Уберу свои сани коврами, В гривы конские ленты вплету…

А сам все зырк да зырк. На меня, на меня… Ну, я-то, конечно, ни рыдать, ни убегать с ним не собиралась. Ах, ты при бате, подлец, меня срамить? Так получай! Как ударю в пол каблучками, как зальюсь:

Балалайка о трех струн, Балалаечник хвастун!..

— Бабуня, как же ты вышла за него, если не любила? — недоумевает внучка. — Как?

— Любовь зла: полюбишь и козла, а привычка — горю затычка, — тяжело вздыхает. — Долгая история. Спать, милая, спать. Завтра…

— Ну расскажи! — нетерпеливо просит Любаша. — Умоляю.

— Сказано: завтра. — Она неумолима. Вот уж и вправду отцовская порода. — Завтра на ночь глядя. Перед сном.

Никак не поймешь, где у этих стариков кончается плохое и начинается хорошее. Удивительно размашистые люди! Что ж, придется ждать до завтрашней ночи. Ах, если бы бабушка знала, что и Любаше не спится. Но зачем ее беспокоить?

А со стены из-под цветастого полотенца глядят на внучку молодые Топорок и Топориха.

3. Ночь вторая

— Бабушка, рассказывай.

— Ой, внученька, спать охота. Глаза слипаются.

— Ну расскажи! Так нечестно. Ты же обещала.

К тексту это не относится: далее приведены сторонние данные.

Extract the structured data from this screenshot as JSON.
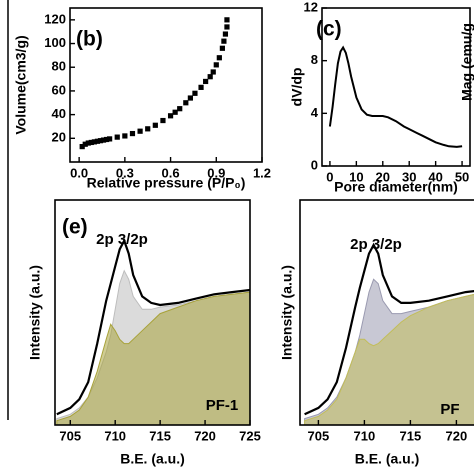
{
  "chart_data": [
    {
      "type": "scatter",
      "title": "(b)",
      "xlabel": "Relative pressure (P/P₀)",
      "ylabel": "Volume(cm3/g)",
      "color": "#000000",
      "x": [
        0.02,
        0.04,
        0.06,
        0.08,
        0.1,
        0.12,
        0.14,
        0.16,
        0.18,
        0.2,
        0.25,
        0.3,
        0.35,
        0.4,
        0.45,
        0.5,
        0.55,
        0.6,
        0.63,
        0.66,
        0.7,
        0.73,
        0.76,
        0.8,
        0.83,
        0.86,
        0.88,
        0.9,
        0.92,
        0.94,
        0.95,
        0.96,
        0.97,
        0.97
      ],
      "values": [
        13,
        15,
        16,
        16.5,
        17,
        17.5,
        18,
        18.5,
        19,
        19.5,
        21,
        22,
        24,
        26,
        28,
        31,
        35,
        39,
        42,
        45,
        50,
        54,
        58,
        63,
        68,
        72,
        76,
        82,
        88,
        96,
        102,
        108,
        114,
        120
      ],
      "xlim": [
        -0.06,
        1.2
      ],
      "ylim": [
        0,
        130
      ],
      "xticks": [
        {
          "value": 0,
          "label": "0.0"
        },
        0.3,
        0.6,
        0.9,
        1.2
      ],
      "yticks": [
        20,
        40,
        60,
        80,
        100,
        120
      ]
    },
    {
      "type": "line",
      "title": "(c)",
      "xlabel": "Pore diameter(nm)",
      "ylabel": "dV/dp",
      "color": "#000000",
      "x": [
        0,
        1,
        2,
        3,
        4,
        5,
        6,
        7,
        8,
        10,
        12,
        14,
        16,
        18,
        20,
        22,
        25,
        28,
        30,
        33,
        35,
        38,
        40,
        43,
        45,
        48,
        50
      ],
      "values": [
        3,
        4.5,
        6.2,
        7.8,
        8.7,
        9,
        8.6,
        7.8,
        6.8,
        5.2,
        4.3,
        3.9,
        3.8,
        3.8,
        3.8,
        3.7,
        3.4,
        3,
        2.8,
        2.5,
        2.3,
        2,
        1.8,
        1.6,
        1.5,
        1.45,
        1.5
      ],
      "xlim": [
        -3,
        53
      ],
      "ylim": [
        0,
        12
      ],
      "xticks": [
        0,
        10,
        20,
        30,
        40,
        50
      ],
      "yticks": [
        0,
        4,
        8,
        12
      ]
    },
    {
      "type": "xps",
      "title": "(e)",
      "annotations": [
        "2p 3/2p",
        "PF-1"
      ],
      "xlabel": "B.E. (a.u.)",
      "ylabel": "Intensity (a.u.)",
      "x": [
        703.5,
        705,
        706,
        707,
        708,
        709,
        709.5,
        710,
        710.5,
        711,
        711.5,
        712,
        713,
        714,
        715,
        717,
        719,
        721,
        723,
        725
      ],
      "series": [
        {
          "color": "#bdbdbd",
          "fill": true,
          "values": [
            3,
            5,
            8,
            13,
            22,
            34,
            42,
            54,
            66,
            72,
            68,
            60,
            54,
            54,
            55,
            56,
            58,
            60,
            61,
            62
          ]
        },
        {
          "color": "#a8a23a",
          "fill": true,
          "values": [
            2,
            4,
            7,
            13,
            25,
            40,
            47,
            44,
            40,
            38,
            38,
            40,
            44,
            48,
            52,
            55,
            58,
            60,
            61,
            62
          ]
        },
        {
          "color": "#000000",
          "fill": false,
          "values": [
            5,
            8,
            12,
            20,
            38,
            58,
            66,
            74,
            82,
            86,
            80,
            70,
            60,
            57,
            56,
            57,
            59,
            61,
            62,
            63
          ]
        }
      ],
      "xlim": [
        703.3,
        725
      ],
      "ylim": [
        0,
        105
      ],
      "xticks": [
        705,
        710,
        715,
        720,
        725
      ]
    },
    {
      "type": "xps",
      "annotations": [
        "2p 3/2p",
        "PF"
      ],
      "xlabel": "B.E. (a.u.)",
      "ylabel": "Intensity (a.u.)",
      "x": [
        703.5,
        705,
        706,
        707,
        708,
        709,
        709.5,
        710,
        710.5,
        711,
        711.5,
        712,
        713,
        714,
        715,
        717,
        719,
        721,
        723,
        725
      ],
      "series": [
        {
          "color": "#9a9ab0",
          "fill": true,
          "values": [
            3,
            5,
            8,
            13,
            22,
            34,
            42,
            52,
            62,
            68,
            66,
            58,
            52,
            52,
            53,
            55,
            58,
            60,
            62,
            63
          ]
        },
        {
          "color": "#c2bd5a",
          "fill": true,
          "values": [
            2,
            4,
            7,
            12,
            22,
            34,
            40,
            40,
            38,
            37,
            38,
            40,
            44,
            48,
            51,
            55,
            58,
            60,
            62,
            63
          ]
        },
        {
          "color": "#000000",
          "fill": false,
          "values": [
            5,
            8,
            12,
            20,
            36,
            55,
            64,
            72,
            80,
            84,
            80,
            70,
            60,
            57,
            57,
            58,
            60,
            62,
            63,
            64
          ]
        }
      ],
      "xlim": [
        703,
        728
      ],
      "ylim": [
        0,
        105
      ],
      "xticks": [
        705,
        710,
        715,
        720
      ]
    }
  ],
  "fragments": {
    "ylabel": "Mag (emu/g"
  }
}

Тетка Лизавета прикрывает ладонью невольный зевок:

— Так, на чем, бишь, мы остановились?

— На нем. На твоем Топорке.

— Тьфу, окаянный! — Сон с ее лица как рукой сияло. — Чтоб ему… чтоб ему… — И вдруг смягчается: — Земля пухом. Сколько он, изверг полосатый, меня помучил! А ведь талант. Ничего не скажешь: талант. Артист! И меня приворожил своей трехстрункой. Хочу вскочить, гордо выйти из хаты и… не могу. Словно он, подлец, медом ту табуретку намазал, и я прилипла, что муха. Чую: все, крышка! Прощай, моя девичья воля!

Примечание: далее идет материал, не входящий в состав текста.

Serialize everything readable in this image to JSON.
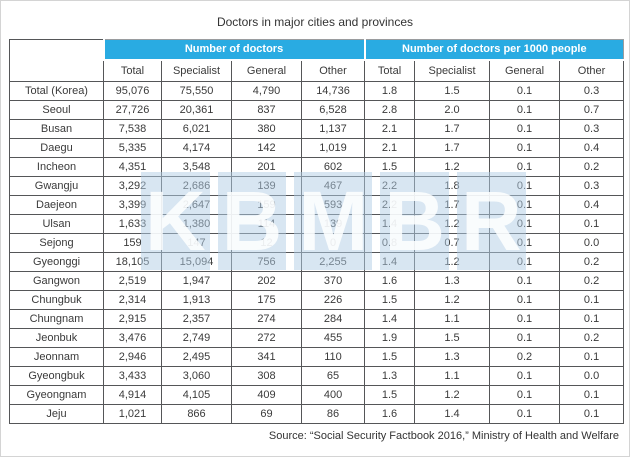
{
  "title": "Doctors in major cities and provinces",
  "source": "Source: “Social Security Factbook 2016,” Ministry of Health and Welfare",
  "watermark": "KBMBR",
  "colors": {
    "group_header_bg": "#29ABE2",
    "group_header_text": "#FFFFFF",
    "cell_border": "#555658",
    "text": "#3A3A3A"
  },
  "table": {
    "group_headers": [
      "Number of doctors",
      "Number of doctors per 1000 people"
    ],
    "sub_headers": [
      "Total",
      "Specialist",
      "General",
      "Other",
      "Total",
      "Specialist",
      "General",
      "Other"
    ],
    "rows": [
      {
        "region": "Total (Korea)",
        "values": [
          "95,076",
          "75,550",
          "4,790",
          "14,736",
          "1.8",
          "1.5",
          "0.1",
          "0.3"
        ]
      },
      {
        "region": "Seoul",
        "values": [
          "27,726",
          "20,361",
          "837",
          "6,528",
          "2.8",
          "2.0",
          "0.1",
          "0.7"
        ]
      },
      {
        "region": "Busan",
        "values": [
          "7,538",
          "6,021",
          "380",
          "1,137",
          "2.1",
          "1.7",
          "0.1",
          "0.3"
        ]
      },
      {
        "region": "Daegu",
        "values": [
          "5,335",
          "4,174",
          "142",
          "1,019",
          "2.1",
          "1.7",
          "0.1",
          "0.4"
        ]
      },
      {
        "region": "Incheon",
        "values": [
          "4,351",
          "3,548",
          "201",
          "602",
          "1.5",
          "1.2",
          "0.1",
          "0.2"
        ]
      },
      {
        "region": "Gwangju",
        "values": [
          "3,292",
          "2,686",
          "139",
          "467",
          "2.2",
          "1.8",
          "0.1",
          "0.3"
        ]
      },
      {
        "region": "Daejeon",
        "values": [
          "3,399",
          "2,647",
          "159",
          "593",
          "2.2",
          "1.7",
          "0.1",
          "0.4"
        ]
      },
      {
        "region": "Ulsan",
        "values": [
          "1,633",
          "1,380",
          "114",
          "139",
          "1.4",
          "1.2",
          "0.1",
          "0.1"
        ]
      },
      {
        "region": "Sejong",
        "values": [
          "159",
          "147",
          "12",
          "0",
          "0.8",
          "0.7",
          "0.1",
          "0.0"
        ]
      },
      {
        "region": "Gyeonggi",
        "values": [
          "18,105",
          "15,094",
          "756",
          "2,255",
          "1.4",
          "1.2",
          "0.1",
          "0.2"
        ]
      },
      {
        "region": "Gangwon",
        "values": [
          "2,519",
          "1,947",
          "202",
          "370",
          "1.6",
          "1.3",
          "0.1",
          "0.2"
        ]
      },
      {
        "region": "Chungbuk",
        "values": [
          "2,314",
          "1,913",
          "175",
          "226",
          "1.5",
          "1.2",
          "0.1",
          "0.1"
        ]
      },
      {
        "region": "Chungnam",
        "values": [
          "2,915",
          "2,357",
          "274",
          "284",
          "1.4",
          "1.1",
          "0.1",
          "0.1"
        ]
      },
      {
        "region": "Jeonbuk",
        "values": [
          "3,476",
          "2,749",
          "272",
          "455",
          "1.9",
          "1.5",
          "0.1",
          "0.2"
        ]
      },
      {
        "region": "Jeonnam",
        "values": [
          "2,946",
          "2,495",
          "341",
          "110",
          "1.5",
          "1.3",
          "0.2",
          "0.1"
        ]
      },
      {
        "region": "Gyeongbuk",
        "values": [
          "3,433",
          "3,060",
          "308",
          "65",
          "1.3",
          "1.1",
          "0.1",
          "0.0"
        ]
      },
      {
        "region": "Gyeongnam",
        "values": [
          "4,914",
          "4,105",
          "409",
          "400",
          "1.5",
          "1.2",
          "0.1",
          "0.1"
        ]
      },
      {
        "region": "Jeju",
        "values": [
          "1,021",
          "866",
          "69",
          "86",
          "1.6",
          "1.4",
          "0.1",
          "0.1"
        ]
      }
    ]
  }
}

— И как же вы назвали своего первенца? — неожиданно спрашивает Любаша. А в голове свое. Трудно оторваться от тайных дум, что гложат душу. Ой как трудно! Кто у нее родится? И родится ли?

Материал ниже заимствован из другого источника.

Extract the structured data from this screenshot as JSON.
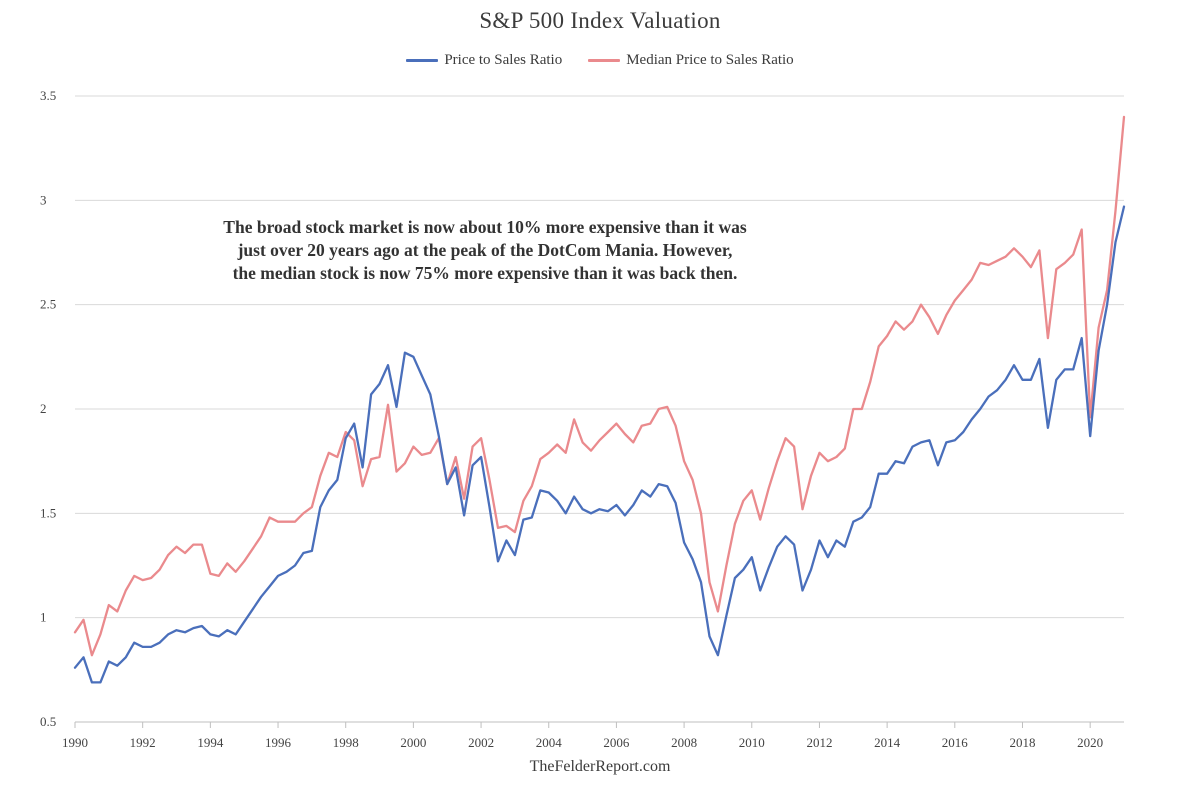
{
  "title": "S&P 500 Index Valuation",
  "source": "TheFelderReport.com",
  "annotation": [
    "The broad stock market is now about 10% more expensive than it was",
    "just over 20 years ago at the peak of the DotCom Mania. However,",
    "the median stock is now 75% more expensive than it was back then."
  ],
  "legend": {
    "placement": "top-center",
    "items": [
      {
        "label": "Price to Sales Ratio",
        "color": "#4a6fbb"
      },
      {
        "label": "Median Price to Sales Ratio",
        "color": "#ea8a8d"
      }
    ]
  },
  "chart_data": {
    "type": "line",
    "title": "S&P 500 Index Valuation",
    "xlabel": "",
    "ylabel": "",
    "xlim": [
      1990,
      2021
    ],
    "ylim": [
      0.5,
      3.5
    ],
    "x_ticks": [
      "1990",
      "1992",
      "1994",
      "1996",
      "1998",
      "2000",
      "2002",
      "2004",
      "2006",
      "2008",
      "2010",
      "2012",
      "2014",
      "2016",
      "2018",
      "2020"
    ],
    "y_ticks": [
      "0.5",
      "1",
      "1.5",
      "2",
      "2.5",
      "3",
      "3.5"
    ],
    "grid": "horizontal",
    "series": [
      {
        "name": "Price to Sales Ratio",
        "color": "#4a6fbb",
        "x": [
          1990.0,
          1990.25,
          1990.5,
          1990.75,
          1991.0,
          1991.25,
          1991.5,
          1991.75,
          1992.0,
          1992.25,
          1992.5,
          1992.75,
          1993.0,
          1993.25,
          1993.5,
          1993.75,
          1994.0,
          1994.25,
          1994.5,
          1994.75,
          1995.0,
          1995.25,
          1995.5,
          1995.75,
          1996.0,
          1996.25,
          1996.5,
          1996.75,
          1997.0,
          1997.25,
          1997.5,
          1997.75,
          1998.0,
          1998.25,
          1998.5,
          1998.75,
          1999.0,
          1999.25,
          1999.5,
          1999.75,
          2000.0,
          2000.25,
          2000.5,
          2000.75,
          2001.0,
          2001.25,
          2001.5,
          2001.75,
          2002.0,
          2002.25,
          2002.5,
          2002.75,
          2003.0,
          2003.25,
          2003.5,
          2003.75,
          2004.0,
          2004.25,
          2004.5,
          2004.75,
          2005.0,
          2005.25,
          2005.5,
          2005.75,
          2006.0,
          2006.25,
          2006.5,
          2006.75,
          2007.0,
          2007.25,
          2007.5,
          2007.75,
          2008.0,
          2008.25,
          2008.5,
          2008.75,
          2009.0,
          2009.25,
          2009.5,
          2009.75,
          2010.0,
          2010.25,
          2010.5,
          2010.75,
          2011.0,
          2011.25,
          2011.5,
          2011.75,
          2012.0,
          2012.25,
          2012.5,
          2012.75,
          2013.0,
          2013.25,
          2013.5,
          2013.75,
          2014.0,
          2014.25,
          2014.5,
          2014.75,
          2015.0,
          2015.25,
          2015.5,
          2015.75,
          2016.0,
          2016.25,
          2016.5,
          2016.75,
          2017.0,
          2017.25,
          2017.5,
          2017.75,
          2018.0,
          2018.25,
          2018.5,
          2018.75,
          2019.0,
          2019.25,
          2019.5,
          2019.75,
          2020.0,
          2020.25,
          2020.5,
          2020.75,
          2021.0
        ],
        "values": [
          0.76,
          0.81,
          0.69,
          0.69,
          0.79,
          0.77,
          0.81,
          0.88,
          0.86,
          0.86,
          0.88,
          0.92,
          0.94,
          0.93,
          0.95,
          0.96,
          0.92,
          0.91,
          0.94,
          0.92,
          0.98,
          1.04,
          1.1,
          1.15,
          1.2,
          1.22,
          1.25,
          1.31,
          1.32,
          1.53,
          1.61,
          1.66,
          1.86,
          1.93,
          1.72,
          2.07,
          2.12,
          2.21,
          2.01,
          2.27,
          2.25,
          2.16,
          2.07,
          1.87,
          1.64,
          1.72,
          1.49,
          1.73,
          1.77,
          1.53,
          1.27,
          1.37,
          1.3,
          1.47,
          1.48,
          1.61,
          1.6,
          1.56,
          1.5,
          1.58,
          1.52,
          1.5,
          1.52,
          1.51,
          1.54,
          1.49,
          1.54,
          1.61,
          1.58,
          1.64,
          1.63,
          1.55,
          1.36,
          1.28,
          1.17,
          0.91,
          0.82,
          1.01,
          1.19,
          1.23,
          1.29,
          1.13,
          1.24,
          1.34,
          1.39,
          1.35,
          1.13,
          1.23,
          1.37,
          1.29,
          1.37,
          1.34,
          1.46,
          1.48,
          1.53,
          1.69,
          1.69,
          1.75,
          1.74,
          1.82,
          1.84,
          1.85,
          1.73,
          1.84,
          1.85,
          1.89,
          1.95,
          2.0,
          2.06,
          2.09,
          2.14,
          2.21,
          2.14,
          2.14,
          2.24,
          1.91,
          2.14,
          2.19,
          2.19,
          2.34,
          1.87,
          2.28,
          2.5,
          2.8,
          2.97
        ]
      },
      {
        "name": "Median Price to Sales Ratio",
        "color": "#ea8a8d",
        "x": [
          1990.0,
          1990.25,
          1990.5,
          1990.75,
          1991.0,
          1991.25,
          1991.5,
          1991.75,
          1992.0,
          1992.25,
          1992.5,
          1992.75,
          1993.0,
          1993.25,
          1993.5,
          1993.75,
          1994.0,
          1994.25,
          1994.5,
          1994.75,
          1995.0,
          1995.25,
          1995.5,
          1995.75,
          1996.0,
          1996.25,
          1996.5,
          1996.75,
          1997.0,
          1997.25,
          1997.5,
          1997.75,
          1998.0,
          1998.25,
          1998.5,
          1998.75,
          1999.0,
          1999.25,
          1999.5,
          1999.75,
          2000.0,
          2000.25,
          2000.5,
          2000.75,
          2001.0,
          2001.25,
          2001.5,
          2001.75,
          2002.0,
          2002.25,
          2002.5,
          2002.75,
          2003.0,
          2003.25,
          2003.5,
          2003.75,
          2004.0,
          2004.25,
          2004.5,
          2004.75,
          2005.0,
          2005.25,
          2005.5,
          2005.75,
          2006.0,
          2006.25,
          2006.5,
          2006.75,
          2007.0,
          2007.25,
          2007.5,
          2007.75,
          2008.0,
          2008.25,
          2008.5,
          2008.75,
          2009.0,
          2009.25,
          2009.5,
          2009.75,
          2010.0,
          2010.25,
          2010.5,
          2010.75,
          2011.0,
          2011.25,
          2011.5,
          2011.75,
          2012.0,
          2012.25,
          2012.5,
          2012.75,
          2013.0,
          2013.25,
          2013.5,
          2013.75,
          2014.0,
          2014.25,
          2014.5,
          2014.75,
          2015.0,
          2015.25,
          2015.5,
          2015.75,
          2016.0,
          2016.25,
          2016.5,
          2016.75,
          2017.0,
          2017.25,
          2017.5,
          2017.75,
          2018.0,
          2018.25,
          2018.5,
          2018.75,
          2019.0,
          2019.25,
          2019.5,
          2019.75,
          2020.0,
          2020.25,
          2020.5,
          2020.75,
          2021.0
        ],
        "values": [
          0.93,
          0.99,
          0.82,
          0.92,
          1.06,
          1.03,
          1.13,
          1.2,
          1.18,
          1.19,
          1.23,
          1.3,
          1.34,
          1.31,
          1.35,
          1.35,
          1.21,
          1.2,
          1.26,
          1.22,
          1.27,
          1.33,
          1.39,
          1.48,
          1.46,
          1.46,
          1.46,
          1.5,
          1.53,
          1.68,
          1.79,
          1.77,
          1.89,
          1.85,
          1.63,
          1.76,
          1.77,
          2.02,
          1.7,
          1.74,
          1.82,
          1.78,
          1.79,
          1.86,
          1.64,
          1.77,
          1.57,
          1.82,
          1.86,
          1.66,
          1.43,
          1.44,
          1.41,
          1.56,
          1.63,
          1.76,
          1.79,
          1.83,
          1.79,
          1.95,
          1.84,
          1.8,
          1.85,
          1.89,
          1.93,
          1.88,
          1.84,
          1.92,
          1.93,
          2.0,
          2.01,
          1.92,
          1.75,
          1.66,
          1.5,
          1.17,
          1.03,
          1.25,
          1.45,
          1.56,
          1.61,
          1.47,
          1.62,
          1.75,
          1.86,
          1.82,
          1.52,
          1.68,
          1.79,
          1.75,
          1.77,
          1.81,
          2.0,
          2.0,
          2.13,
          2.3,
          2.35,
          2.42,
          2.38,
          2.42,
          2.5,
          2.44,
          2.36,
          2.45,
          2.52,
          2.57,
          2.62,
          2.7,
          2.69,
          2.71,
          2.73,
          2.77,
          2.73,
          2.68,
          2.76,
          2.34,
          2.67,
          2.7,
          2.74,
          2.86,
          1.96,
          2.39,
          2.57,
          2.95,
          3.4
        ]
      }
    ]
  }
}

— Угадай! — усмехается бабушка.

— Это — все равно что пальцем в небо.

— А ты думаешь, почему там, на этой самой целине, я согласилась, чтобы моя Леся, кровная, единственная… и вышла замуж за твоего отца? — вдруг резко переводит стрелку Топориха. — Почему? А! Молчишь! Только из-за того, что его зовут Сергеем, как моего первенца. Сергунь, Сергулек. «Э! — думаю. — Раз нету моего Сергуни, пусть будет хоть этот — молчун».